彼はその耳飾に、嫌と言うほど見覚えがあった。

 あれは、ラズフィスのお気に入りのピアスだった。
彼は今代国王陛下の第2属性である、火の魔力のこもった赤い石の耳飾を好んでつけていた。
父のように立派な王になりたいと、父親と同じ色を身につける、彼なりの精一杯の思いだったのだろう。

 それが昨晩、夜会へと戻ってきた時から、風の魔力が込められた翠の守り石のピアスに変わっていた。
シンプルなピアスはラズフィスに良く似合っていたが、カーデュレンは今まで彼がそれを身につけているのを見たことがなかった。
どうしたのかと問うても、ラズフィスは笑うだけで、元々付けていた赤い石の耳飾の行方は、とうとう分からなかった。

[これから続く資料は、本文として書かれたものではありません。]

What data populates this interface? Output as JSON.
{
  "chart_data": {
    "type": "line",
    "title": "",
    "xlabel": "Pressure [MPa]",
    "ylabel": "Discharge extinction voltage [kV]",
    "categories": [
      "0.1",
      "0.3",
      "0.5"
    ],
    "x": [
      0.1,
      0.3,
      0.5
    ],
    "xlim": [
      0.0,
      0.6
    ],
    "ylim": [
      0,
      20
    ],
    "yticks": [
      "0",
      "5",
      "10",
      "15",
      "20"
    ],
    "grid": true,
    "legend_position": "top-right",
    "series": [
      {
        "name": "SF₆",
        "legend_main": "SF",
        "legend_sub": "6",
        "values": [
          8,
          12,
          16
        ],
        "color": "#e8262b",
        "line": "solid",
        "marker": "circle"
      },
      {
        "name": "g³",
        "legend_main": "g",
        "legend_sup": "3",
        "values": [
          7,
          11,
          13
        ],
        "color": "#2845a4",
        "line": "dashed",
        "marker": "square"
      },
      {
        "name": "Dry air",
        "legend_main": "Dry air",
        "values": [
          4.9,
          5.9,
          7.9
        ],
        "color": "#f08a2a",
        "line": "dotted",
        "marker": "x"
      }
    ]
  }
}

 それが、まさかこんな所で、こんな形で見つかるとは思いもしなかった。
彼は己の一番の宝物を、彼女に託していたのだ。


(あぁ、どうして貴女が……)


 ここまでくれば、もうごまかすことはできなかった。
幼子をかばい、馬車と共に土砂崩れに巻き込まれたと言う女性。


(ユーリ殿!)


 カーデュレンは片手で顔を覆い、王都で知らせを待つであろうラズフィスを思いやった。





*************





 薄暗い部屋の中に、少年の慟哭が響き渡る。
喉が張り裂けんばかりのその声は、聞く者の胸に痛みを残した。
閉じられた部屋の中を風が舞い、僅かに残っていた灯りを吹き消す。
かき乱したように乱雑に散った金糸が、彼が首を振るたびに散る。
彼の小さな手には、一対の耳飾が納まっていた。


(どうして、なんで!)


 彼の感情に呼応して魔力が爆ぜ、部屋の壁を焦がす。
噛み締めた唇の端から血が流れたが、それすらも気にならない。


(絶対迎えに行くと約束したのに、あれほど、森に帰りたいと言ったじゃないか)


 突っ伏した枕に、拳を思い切り叩きつけると、手の中で耳飾の金具が小さく音を鳴らす。
その音すら、今の彼には煩わしい。
後から後から、涙が溢れて止まらない。
きっと自分の涙腺は壊れてしまったのだと、ぼんやりとした意識の中で思う。


(楽しみにしてるって、笑ってたのに)


 迎えに行くという彼の言葉に、少し呆れたような顔をしながら。
初めて我侭のような事を言って、強引な約束をした。
それなのに、己が渡した耳飾は戻ってきてしまった。
彼を悲しみの底に、突き落とすような知らせを伴って。

 もっと、泣いて引き止めれば良かったのだろうか。
それとも、宝物のように閉じ込めて、帰さなければ良かったのだろうか。
そうすれば、彼女は困った顔をしながらも、側にいてくれただろうか。
今となっては、それすらも分からない。
ただ、彼女は永遠に失われてしまったのだ。


(……ユーリ)


 彼女はよく、自分を太陽のようだと言った。
でも、己にとっては彼女の方こそ暖かな太陽だった。
木漏れ日のように、穏やかに自分を包み込む、光のような人だった。







*************






 嵐が過ぎてから、暫らく不明女性の捜索は続けられた。
土砂崩れの現場や、近隣の村、川の下流までその手が伸ばされたが、彼女の行方は杳として知れなかった。
やがて捜索は打ち切られ、その女性は死亡したものとして処理された。

 月日は流れ、季節は巡り、王都に春がやってくる。

 相も変わらず賑わう王都の通りを、一人の人物が歩いていく。
顔が見えないほど深くローブを被った人物は、とある薬屋の前で歩みを止めた。
その人物は一度店を見上げると、扉に手をかけ押し開く。



 物語が再び動き出すのは、あの嵐の日から20年の歳月を経た後のことであった。